The report was released to the UN Security Council, which is overseeing efforts to dismantle Syria’s chemical weapons program.
Syria has agreed to destroy seven aircraft hangars and five underground structures identified by the OPCW as chemical weapons production sites but there have been delays caused by logistical problems.
In the report obtained by AFP, OPCW director general Ahmet Uzumcu said his team of experts was able to verify that three tunnels have been destroyed and that work on dismantling a fourth underground structure was under way.
“Currently, one underground structure and two hangars are not accessible owing to the security situation near these sites,” he wrote in the report.
Despite this hurdle, Uzumcu said he expected the destruction of all five underground tunnels to be completed by June.
Concerning the hangars, work has begun on five sites and explosives are to be delivered soon to begin demolishing the structures.
“The Syrian authorities have continued to extend the necessary cooperation” for the dismantling of the 12 sites, the report added, according to AFP.
The Security Council is due to discuss progress in dismantling Syria’s chemical weapons program at a meeting on April 2.
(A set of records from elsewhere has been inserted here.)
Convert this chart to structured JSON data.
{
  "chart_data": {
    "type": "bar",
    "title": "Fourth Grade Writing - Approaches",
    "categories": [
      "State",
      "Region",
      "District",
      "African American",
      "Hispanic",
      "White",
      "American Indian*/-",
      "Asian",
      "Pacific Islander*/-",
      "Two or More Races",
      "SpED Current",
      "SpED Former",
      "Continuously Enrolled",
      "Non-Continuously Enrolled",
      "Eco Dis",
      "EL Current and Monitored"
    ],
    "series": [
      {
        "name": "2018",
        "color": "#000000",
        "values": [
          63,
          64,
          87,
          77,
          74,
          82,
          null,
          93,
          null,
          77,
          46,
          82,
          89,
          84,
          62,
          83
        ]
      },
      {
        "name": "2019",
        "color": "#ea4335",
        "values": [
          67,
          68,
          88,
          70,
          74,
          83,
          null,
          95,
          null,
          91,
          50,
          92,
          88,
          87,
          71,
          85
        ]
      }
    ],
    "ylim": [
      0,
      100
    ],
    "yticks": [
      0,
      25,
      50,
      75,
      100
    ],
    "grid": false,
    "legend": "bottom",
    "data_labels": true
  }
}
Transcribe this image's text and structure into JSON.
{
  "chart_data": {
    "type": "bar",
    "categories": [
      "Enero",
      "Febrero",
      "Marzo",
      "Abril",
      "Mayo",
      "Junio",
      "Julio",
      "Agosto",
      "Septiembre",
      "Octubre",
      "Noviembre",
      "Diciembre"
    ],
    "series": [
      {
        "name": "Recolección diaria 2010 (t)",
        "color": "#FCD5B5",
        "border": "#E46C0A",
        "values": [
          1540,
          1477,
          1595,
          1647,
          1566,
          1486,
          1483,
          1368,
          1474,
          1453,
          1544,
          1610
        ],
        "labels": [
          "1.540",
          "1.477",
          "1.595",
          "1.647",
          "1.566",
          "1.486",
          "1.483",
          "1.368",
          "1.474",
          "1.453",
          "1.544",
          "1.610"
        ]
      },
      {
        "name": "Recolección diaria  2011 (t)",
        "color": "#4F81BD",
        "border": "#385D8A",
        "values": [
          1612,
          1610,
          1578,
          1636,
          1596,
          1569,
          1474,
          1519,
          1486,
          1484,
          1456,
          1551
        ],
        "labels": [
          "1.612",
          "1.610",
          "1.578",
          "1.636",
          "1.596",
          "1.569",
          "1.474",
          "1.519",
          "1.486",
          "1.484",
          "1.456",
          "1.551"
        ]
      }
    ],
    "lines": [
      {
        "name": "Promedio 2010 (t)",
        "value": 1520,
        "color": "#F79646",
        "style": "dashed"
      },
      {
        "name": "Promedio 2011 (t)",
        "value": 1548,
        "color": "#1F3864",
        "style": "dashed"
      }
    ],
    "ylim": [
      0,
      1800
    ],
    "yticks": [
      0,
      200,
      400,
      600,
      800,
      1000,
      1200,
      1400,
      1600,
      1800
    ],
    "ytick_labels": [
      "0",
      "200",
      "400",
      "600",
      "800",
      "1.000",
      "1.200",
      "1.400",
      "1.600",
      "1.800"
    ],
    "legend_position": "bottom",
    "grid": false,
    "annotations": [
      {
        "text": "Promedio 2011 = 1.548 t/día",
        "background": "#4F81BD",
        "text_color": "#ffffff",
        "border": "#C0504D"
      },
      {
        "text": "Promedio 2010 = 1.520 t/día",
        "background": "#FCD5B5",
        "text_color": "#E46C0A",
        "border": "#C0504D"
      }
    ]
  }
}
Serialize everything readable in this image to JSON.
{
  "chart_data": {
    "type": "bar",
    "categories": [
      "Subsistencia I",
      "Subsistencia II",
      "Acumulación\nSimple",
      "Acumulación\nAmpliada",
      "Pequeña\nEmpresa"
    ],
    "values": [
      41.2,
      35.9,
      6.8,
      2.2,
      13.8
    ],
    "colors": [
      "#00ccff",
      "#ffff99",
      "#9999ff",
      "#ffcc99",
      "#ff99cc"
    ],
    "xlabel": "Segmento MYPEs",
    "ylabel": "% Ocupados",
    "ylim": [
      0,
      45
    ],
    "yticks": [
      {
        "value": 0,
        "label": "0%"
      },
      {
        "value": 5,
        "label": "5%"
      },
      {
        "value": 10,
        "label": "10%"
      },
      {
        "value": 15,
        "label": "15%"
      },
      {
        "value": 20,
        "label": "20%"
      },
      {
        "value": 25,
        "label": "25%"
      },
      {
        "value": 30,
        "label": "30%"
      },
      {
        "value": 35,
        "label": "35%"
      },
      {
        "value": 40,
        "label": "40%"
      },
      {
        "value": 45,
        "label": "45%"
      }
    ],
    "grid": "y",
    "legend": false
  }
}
A joint mission between the UN and the OPCW was tasked with eliminating Syria’s chemical weapons program after the Security Council found rare agreement on Syria.
The deal was reached under threat of U.S. airstrikes after images of civilian victims laid out after an attack on a Damascus suburb shocked the world. President Bashar Al-Assad’s government denied involvement and blamed rebel groups.
A total of 1,300 metric tons of chemical weapons have been removed from Syria, with the majority being destroyed aboard the US Navy ship MV Cape Ray.
Even after the destruction of Syria’s stockpile, an Israeli official recently said Israel believes Syria has retained caches of combat-ready chemical weapons after giving up raw materials used to produce such munitions.